LESS MEAT, AND PARK THE CAR
We – humanity – have 12 years to change our lifestyle in unprecedented ways if we are to avoid catastrophic climate change – and changes include eating less meat and abandoning our cars. So says the United Nations’ recently-released Intergovernmental Panel on Climate Change (IPCC) report, which warns that 2030 is the point-of-no-return for us to adopt changes that will help to avoid a plague of droughts, heavy flooding, extreme heat and poverty.
On our current trajectory, says the 400-page report, earth is likely to warm by 3°C. We need to cut that to around 1.5°C – as outlined in the Paris Agreement earlier this year.
Scientists believe the effects of climate change – and these effects include droughts on one end of the spectrum to rising seas on the other – will be less extreme if temperature rises are curbed at 1.5°C above pre-industrial levels.

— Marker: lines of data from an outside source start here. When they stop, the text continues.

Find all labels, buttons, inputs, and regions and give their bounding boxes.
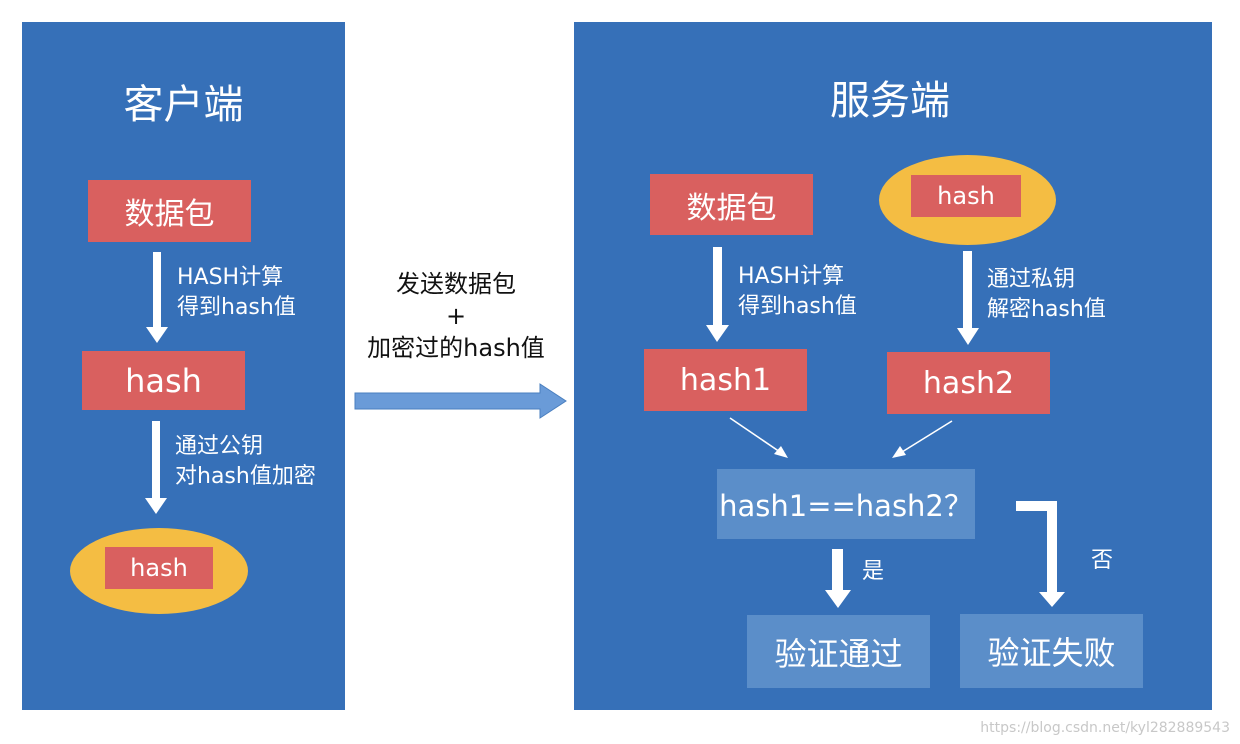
client-step1-line2: 得到hash值 [177,295,296,320]
yes-label: 是 [862,559,885,584]
server-step-right-label: 通过私钥 解密hash值 [987,265,1106,325]
server-step-left-line1: HASH计算 [738,264,845,289]
server-step-left-label: HASH计算 得到hash值 [738,262,857,322]
client-step1-label: HASH计算 得到hash值 [177,263,296,323]
fail-box: 验证失败 [960,614,1143,688]
pass-label: 验证通过 [774,634,903,673]
transfer-line3: 加密过的hash值 [367,334,545,362]
client-step2-line2: 对hash值加密 [175,464,316,489]
no-label: 否 [1091,548,1114,573]
fail-label: 验证失败 [987,634,1116,672]
server-encrypted-hash-box: hash [911,175,1021,217]
client-encrypted-hash-box: hash [105,547,213,589]
compare-label: hash1==hash2？ [719,489,973,523]
arrow-hash2-to-compare [901,420,953,453]
client-step2-label: 通过公钥 对hash值加密 [175,432,316,492]
server-hash1-box: hash1 [644,349,807,411]
no-arrow [1016,501,1065,607]
watermark: https://blog.csdn.net/kyl282889543 [980,720,1230,736]
server-packet-label: 数据包 [686,190,777,226]
client-encrypted-hash-label: hash [130,554,188,582]
server-hash1-label: hash1 [679,362,772,398]
server-hash2-label: hash2 [922,365,1015,401]
server-packet-box: 数据包 [650,174,813,235]
client-step1-line1: HASH计算 [177,265,284,290]
pass-box: 验证通过 [747,615,930,688]
server-hash2-box: hash2 [887,352,1050,414]
client-arrow-hash-to-encrypted [145,421,167,514]
server-encrypted-hash-label: hash [937,182,995,210]
server-step-right-line1: 通过私钥 [987,267,1076,292]
server-step-right-line2: 解密hash值 [987,297,1106,322]
client-hash-label: hash [125,361,202,400]
client-arrow-packet-to-hash [146,252,168,343]
transfer-line1: 发送数据包 [396,270,516,298]
transfer-label: 发送数据包 + 加密过的hash值 [352,268,560,364]
compare-box: hash1==hash2？ [717,469,975,539]
client-step2-line1: 通过公钥 [175,434,264,459]
transfer-line2: + [445,302,467,330]
client-packet-label: 数据包 [124,197,215,232]
yes-arrow [825,549,851,608]
server-arrow-packet-to-hash1 [706,247,729,342]
arrow-hash1-to-compare [729,417,781,453]
server-step-left-line2: 得到hash值 [738,294,857,319]
transfer-arrow [354,383,567,419]
client-packet-box: 数据包 [88,180,251,242]
client-title: 客户端 [123,82,244,128]
server-arrow-hash-to-hash2 [957,251,979,345]
arrow-hash2-to-compare-head [892,446,906,458]
client-hash-box: hash [82,351,245,410]
arrow-hash1-to-compare-head [774,446,788,458]
server-title: 服务端 [830,78,950,124]
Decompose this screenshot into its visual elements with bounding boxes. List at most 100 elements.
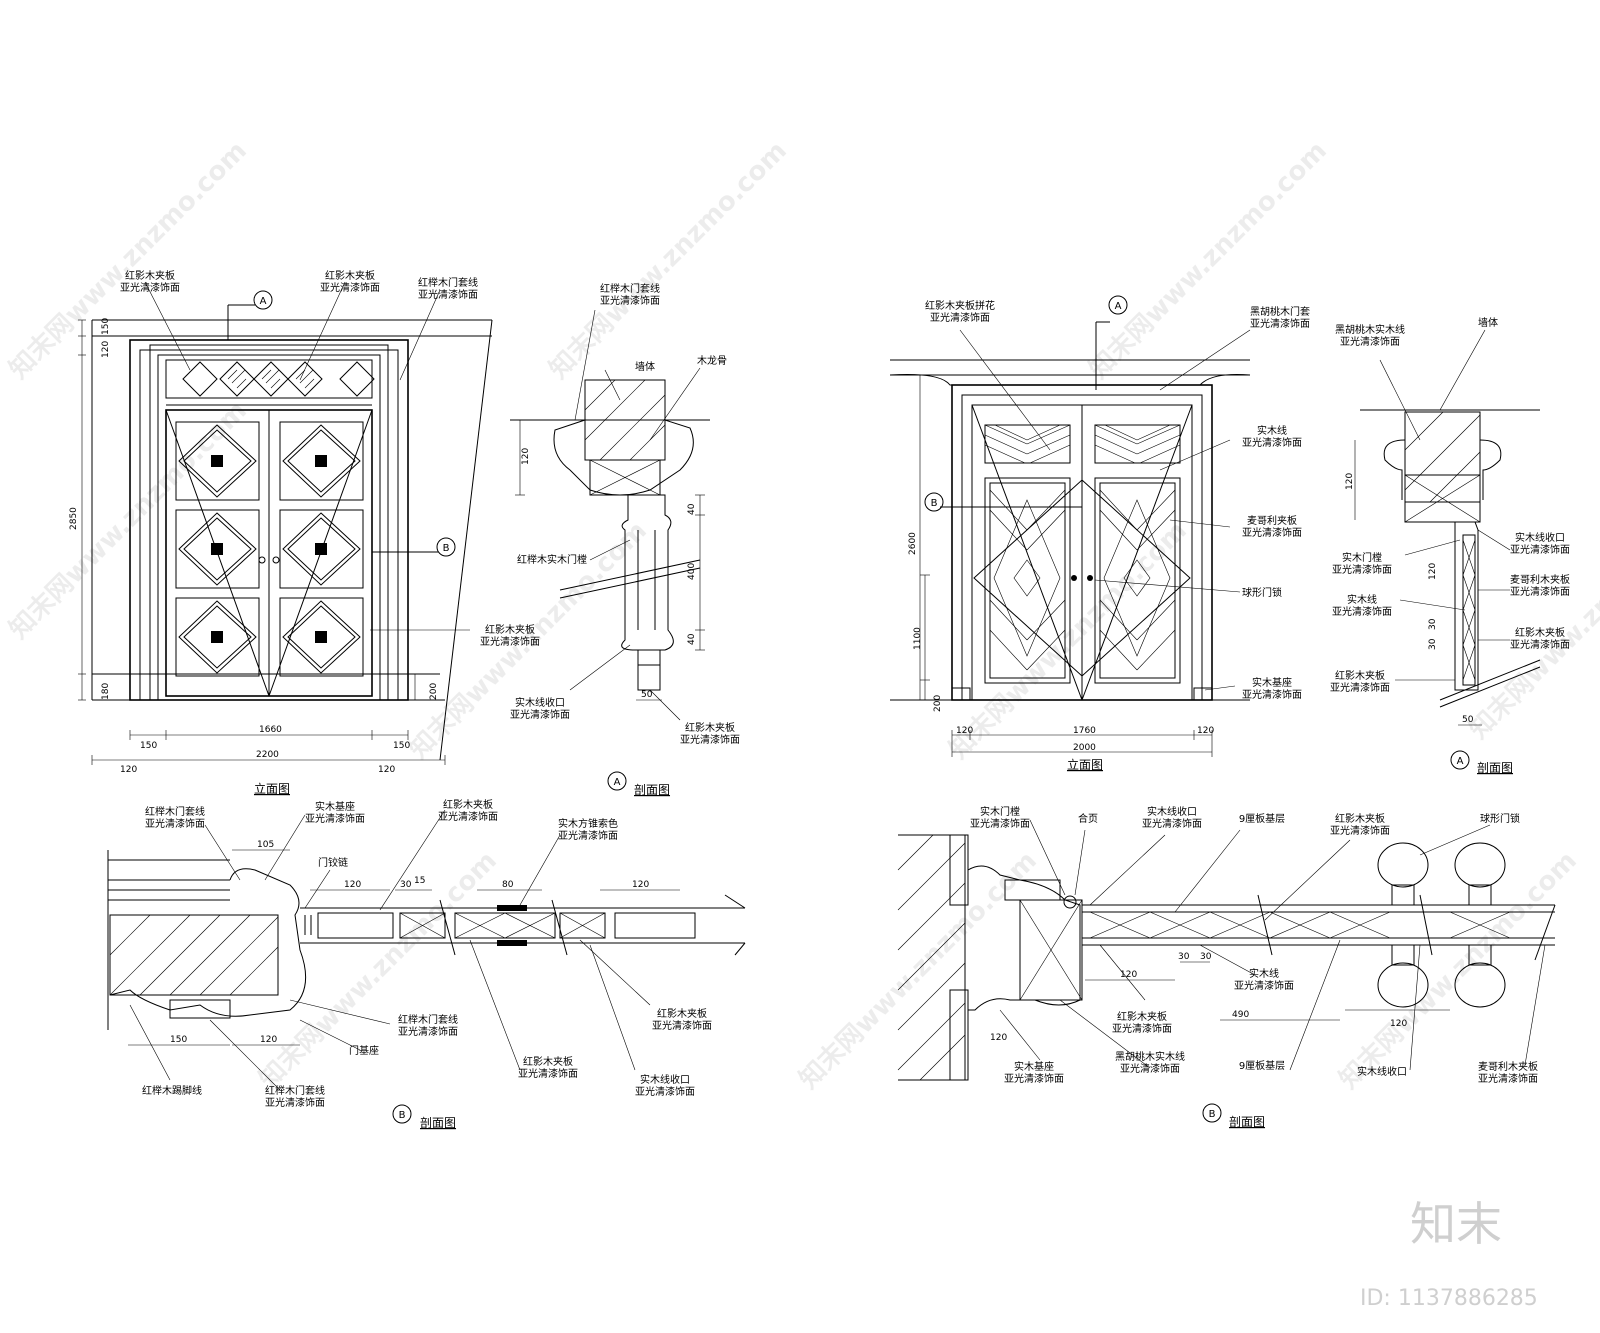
watermark-10: 知末网www.znzmo.com: [1334, 846, 1583, 1095]
left-sec-b-label-2: 实木基座亚光清漆饰面: [305, 800, 365, 825]
left-sec-a-label-4: 红榉木实木门樘: [517, 553, 587, 566]
left-sec-b-dim-3: 30: [400, 880, 412, 890]
left-sec-a-dim-3: 400: [687, 563, 697, 580]
right-sec-b-label-8: 红影木夹板亚光清漆饰面: [1112, 1010, 1172, 1035]
right-sec-b-marker: B: [1209, 1109, 1216, 1120]
left-elev-label-3: 红榉木门套线亚光清漆饰面: [418, 276, 478, 301]
right-sec-b-label-4: 9厘板基层: [1239, 812, 1285, 825]
left-sec-b-dim-1: 105: [257, 840, 274, 850]
right-section-b: 实木门樘亚光清漆饰面 合页 实木线收口亚光清漆饰面 9厘板基层 红影木夹板亚光清…: [897, 805, 1556, 1129]
left-sec-b-label-11: 红榉木踢脚线: [142, 1084, 202, 1097]
right-elev-marker-a: A: [1115, 301, 1122, 312]
right-sec-a-label-2: 墙体: [1478, 316, 1498, 329]
left-sec-b-dim-8: 120: [260, 1035, 277, 1045]
watermark-5: 知末网www.znzmo.com: [404, 516, 653, 765]
left-sec-a-marker: A: [614, 777, 621, 788]
left-sec-b-label-4: 红影木夹板亚光清漆饰面: [438, 798, 498, 823]
right-elev-dim-b1: 120: [956, 726, 973, 736]
right-sec-b-label-11: 9厘板基层: [1239, 1059, 1285, 1072]
right-elev-label-4: 麦哥利夹板亚光清漆饰面: [1242, 514, 1302, 539]
left-elev-dim-b3: 150: [393, 741, 410, 751]
left-elev-label-2: 红影木夹板亚光清漆饰面: [320, 269, 380, 294]
left-elev-dim-2850: 2850: [69, 507, 79, 530]
right-sec-b-dim-1: 30: [1178, 952, 1190, 962]
right-elev-dim-200: 200: [933, 695, 943, 712]
right-elev-label-2: 黑胡桃木门套亚光清漆饰面: [1250, 305, 1310, 330]
right-sec-a-title: 剖面图: [1477, 761, 1513, 775]
right-elev-label-6: 实木基座亚光清漆饰面: [1242, 676, 1302, 701]
right-elev-label-5: 球形门锁: [1242, 586, 1282, 599]
right-sec-a-label-4: 实木线亚光清漆饰面: [1332, 593, 1392, 618]
left-sec-b-dim-2: 120: [344, 880, 361, 890]
left-elev-dim-b4: 120: [120, 765, 137, 775]
left-elev-dim-b1: 150: [140, 741, 157, 751]
left-sec-b-label-7: 门基座: [349, 1044, 379, 1057]
left-sec-a-dim-2: 40: [687, 503, 697, 515]
left-section-b: 红榉木门套线亚光清漆饰面 实木基座亚光清漆饰面 门铰链 红影木夹板亚光清漆饰面 …: [107, 798, 746, 1130]
right-elev-title: 立面图: [1067, 757, 1103, 772]
right-sec-b-label-9: 实木基座亚光清漆饰面: [1004, 1060, 1064, 1085]
left-sec-b-label-9: 红影木夹板亚光清漆饰面: [652, 1007, 712, 1032]
left-sec-b-dim-6: 120: [632, 880, 649, 890]
right-sec-a-label-5: 实木线收口亚光清漆饰面: [1510, 531, 1570, 556]
brand-logo-text: 知末: [1410, 1197, 1502, 1251]
left-elev-label-4: 红影木夹板亚光清漆饰面: [480, 623, 540, 648]
left-sec-b-label-8: 红影木夹板亚光清漆饰面: [518, 1055, 578, 1080]
image-id-label: ID: 1137886285: [1360, 1286, 1538, 1311]
watermark-1: 知末网www.znzmo.com: [4, 136, 253, 385]
left-sec-b-dim-7: 150: [170, 1035, 187, 1045]
right-sec-a-label-3: 实木门樘亚光清漆饰面: [1332, 551, 1392, 576]
left-elev-dim-b2: 1660: [259, 725, 282, 735]
left-elev-dim-200: 200: [429, 683, 439, 700]
left-sec-a-dim-1: 120: [521, 448, 531, 465]
left-sec-a-label-3: 木龙骨: [697, 354, 727, 367]
watermark-2: 知末网www.znzmo.com: [544, 136, 793, 385]
left-elev-title: 立面图: [254, 781, 290, 796]
watermark-6: 知末网www.znzmo.com: [944, 516, 1193, 765]
right-elev-marker-b: B: [931, 498, 938, 509]
right-sec-a-dim-2: 120: [1428, 563, 1438, 580]
left-sec-a-label-2: 墙体: [635, 360, 655, 373]
right-elevation: A B 红影木夹板拼花亚光清漆饰面 黑胡桃木门套亚光清漆饰面 实木线亚光清漆饰面…: [889, 295, 1310, 772]
left-sec-b-dim-4: 15: [414, 876, 425, 886]
right-sec-a-label-8: 红影木夹板亚光清漆饰面: [1330, 669, 1390, 694]
right-elev-dim-b3: 120: [1197, 726, 1214, 736]
right-sec-a-dim-5: 50: [1462, 715, 1474, 725]
left-sec-a-label-1: 红榉木门套线亚光清漆饰面: [600, 282, 660, 307]
left-elev-label-1: 红影木夹板亚光清漆饰面: [120, 269, 180, 294]
right-elev-dim-2600: 2600: [908, 532, 918, 555]
left-sec-b-label-1: 红榉木门套线亚光清漆饰面: [145, 805, 205, 830]
right-sec-b-label-3: 实木线收口亚光清漆饰面: [1142, 805, 1202, 830]
right-sec-b-label-5: 红影木夹板亚光清漆饰面: [1330, 812, 1390, 837]
right-sec-b-label-1: 实木门樘亚光清漆饰面: [970, 805, 1030, 830]
left-sec-b-marker: B: [399, 1110, 406, 1121]
left-sec-b-label-3: 门铰链: [318, 856, 348, 869]
left-section-a: 红榉木门套线亚光清漆饰面 墙体 木龙骨 红榉木实木门樘 实木线收口亚光清漆饰面 …: [510, 282, 740, 797]
right-elev-label-3: 实木线亚光清漆饰面: [1242, 424, 1302, 449]
right-sec-a-dim-3: 30: [1428, 618, 1438, 630]
right-section-a: 黑胡桃木实木线亚光清漆饰面 墙体 实木门樘亚光清漆饰面 实木线亚光清漆饰面 实木…: [1330, 316, 1570, 775]
left-sec-a-dim-4: 40: [687, 633, 697, 645]
left-elev-dim-b6: 120: [378, 765, 395, 775]
watermark-9: 知末网www.znzmo.com: [794, 846, 1043, 1095]
watermark-3: 知末网www.znzmo.com: [1084, 136, 1333, 385]
left-sec-a-title: 剖面图: [634, 783, 670, 797]
right-sec-b-label-10: 黑胡桃木实木线亚光清漆饰面: [1115, 1050, 1185, 1075]
right-sec-a-marker: A: [1457, 756, 1464, 767]
right-sec-b-dim-5: 120: [1390, 1019, 1407, 1029]
right-elev-dim-b4: 2000: [1073, 743, 1096, 753]
right-sec-b-dim-4: 490: [1232, 1010, 1249, 1020]
left-elevation: A B 红影木夹板亚光清漆饰面 红影木夹板亚光清漆饰面 红榉木门套线亚光清漆饰面: [69, 269, 540, 796]
right-sec-b-dim-2: 30: [1200, 952, 1212, 962]
left-elev-dim-150: 150: [101, 318, 111, 335]
right-elev-dim-1100: 1100: [913, 627, 923, 650]
left-elev-dim-180: 180: [101, 683, 111, 700]
right-elev-label-1: 红影木夹板拼花亚光清漆饰面: [925, 299, 995, 324]
right-elev-dim-b2: 1760: [1073, 726, 1096, 736]
right-sec-a-label-7: 红影木夹板亚光清漆饰面: [1510, 626, 1570, 651]
left-sec-b-title: 剖面图: [420, 1116, 456, 1130]
left-elev-marker-b: B: [443, 543, 450, 554]
right-sec-b-title: 剖面图: [1229, 1115, 1265, 1129]
right-sec-a-label-6: 麦哥利木夹板亚光清漆饰面: [1510, 573, 1570, 598]
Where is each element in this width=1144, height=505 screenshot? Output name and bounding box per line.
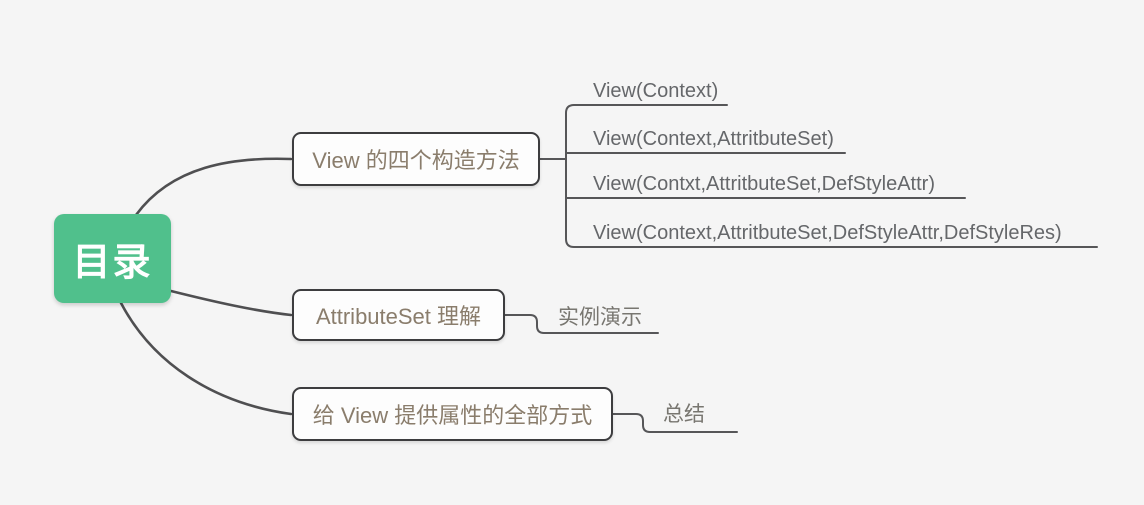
branch-node-view-constructors[interactable]: View 的四个构造方法 (292, 132, 540, 186)
child-node-view-context-attrset-defstyleattr[interactable]: View(Contxt,AttritbuteSet,DefStyleAttr) (593, 172, 935, 196)
leaf-node-summary[interactable]: 总结 (663, 402, 705, 427)
child-node-label: View(Context,AttritbuteSet,DefStyleAttr,… (593, 222, 1062, 244)
child-node-view-context-attrset-defstyleattr-defstyleres[interactable]: View(Context,AttritbuteSet,DefStyleAttr,… (593, 221, 1062, 245)
leaf-node-label: 实例演示 (558, 306, 642, 329)
child-node-label: View(Context,AttritbuteSet) (593, 128, 834, 150)
child-node-label: View(Context) (593, 80, 719, 102)
root-node[interactable]: 目录 (54, 214, 171, 303)
branch-node-label: View 的四个构造方法 (312, 148, 520, 173)
branch-node-attributeset[interactable]: AttributeSet 理解 (292, 289, 505, 341)
branch-node-label: 给 View 提供属性的全部方式 (312, 403, 593, 428)
child-node-label: View(Contxt,AttritbuteSet,DefStyleAttr) (593, 173, 935, 195)
root-node-label: 目录 (72, 242, 153, 284)
child-node-view-context-attrset[interactable]: View(Context,AttritbuteSet) (593, 127, 834, 151)
branch-node-view-attribute-ways[interactable]: 给 View 提供属性的全部方式 (292, 387, 613, 441)
connector-root-branch2 (169, 289, 293, 317)
connector-root-branch1 (134, 157, 293, 217)
branch-node-label: AttributeSet 理解 (315, 304, 482, 329)
child-node-view-context[interactable]: View(Context) (593, 79, 718, 103)
connector-root-branch3 (119, 301, 293, 416)
leaf-node-label: 总结 (663, 403, 705, 426)
leaf-node-demo[interactable]: 实例演示 (558, 305, 642, 330)
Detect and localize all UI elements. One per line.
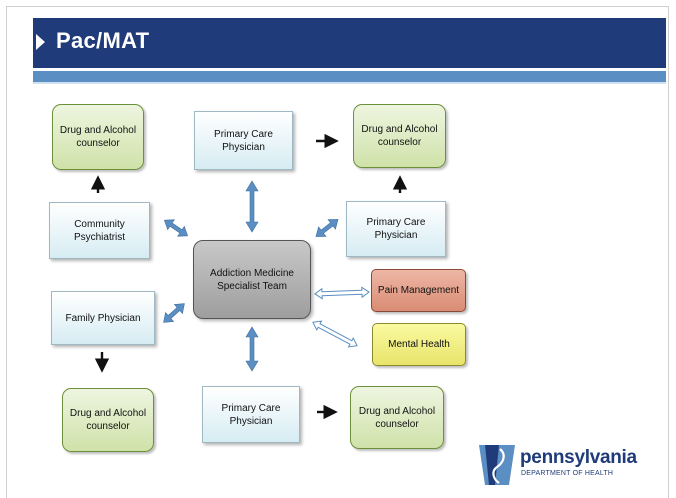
slide-title: Pac/MAT [56,28,150,53]
title-chevron-icon [36,34,45,50]
pennsylvania-keystone-icon [479,445,515,485]
connector-pcp-top-center [245,180,259,233]
node-community-psychiatrist: Community Psychiatrist [49,202,150,259]
accent-strip-light [33,82,666,84]
accent-strip [33,71,666,82]
node-drug-alcohol-counselor-bottom-left: Drug and Alcohol counselor [62,388,154,452]
slide-border-left [6,6,7,498]
logo-subtitle: DEPARTMENT OF HEALTH [521,470,614,477]
node-drug-alcohol-counselor-top-left: Drug and Alcohol counselor [52,104,144,170]
connector-pcp-right-center [315,219,339,237]
node-drug-alcohol-counselor-top-right: Drug and Alcohol counselor [353,104,446,168]
node-mental-health: Mental Health [372,323,466,366]
connector-family-center [163,303,185,323]
title-bar [33,18,666,68]
connector-center-pain [314,286,370,300]
node-primary-care-physician-bottom: Primary Care Physician [202,386,300,443]
slide-border-right [668,6,669,498]
slide-border-top [6,6,669,7]
node-pain-management: Pain Management [371,269,466,312]
node-primary-care-physician-right: Primary Care Physician [346,201,446,257]
node-drug-alcohol-counselor-bottom-right: Drug and Alcohol counselor [350,386,444,449]
node-family-physician: Family Physician [51,291,155,345]
connector-center-mental [312,320,358,348]
node-addiction-medicine-team: Addiction Medicine Specialist Team [193,240,311,319]
node-primary-care-physician-top: Primary Care Physician [194,111,293,170]
connector-psych-center [163,219,189,237]
logo-wordmark: pennsylvania [520,447,637,468]
connector-pcp-bottom-center [245,326,259,372]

Greenhouse gas emissions were stable prior to the Industrial Revolution – the climate has warmed by 1°C since the mid-1800s.
Some 6,000 scientific works were referenced in the IPCC report, and its specific recommendations include:
• Global CO² emissions must fall 45% by 2030
• The use of coal needs to decline from 38% to nearly zero by 2050. This will require shutting down hundreds of coal-fired power stations
• Renewables should provide 85% of global electricity by 2050
• We need to change our diet: eating meat creates more CO² than vegetables
• The planet needs major reforestation to absorb CO2 from the atmosphere
• We’ll have to start storing carbon underground, a process called BECCS (bioenergy and carbon capture and storage)
Apart from the inconvenience, says the IPCC report, these changes will come with a cost: limiting global warming to 1.5°C has an annual price tag of around $3.6 trillion over the next two decades.
Says Jim Skea, a co-chair of the working group on mitigation: “We have presented governments with pretty hard choices. We have pointed out the enormous benefits of keeping [temperature rises] to 1.5°C, and also the unprecedented shift in energy systems and transport that would be needed to achieve that. We show it can be done within laws of physics and chemistry. Then the final tick box is political will. We cannot answer that. Only our audience can – and that is the governments that receive it.”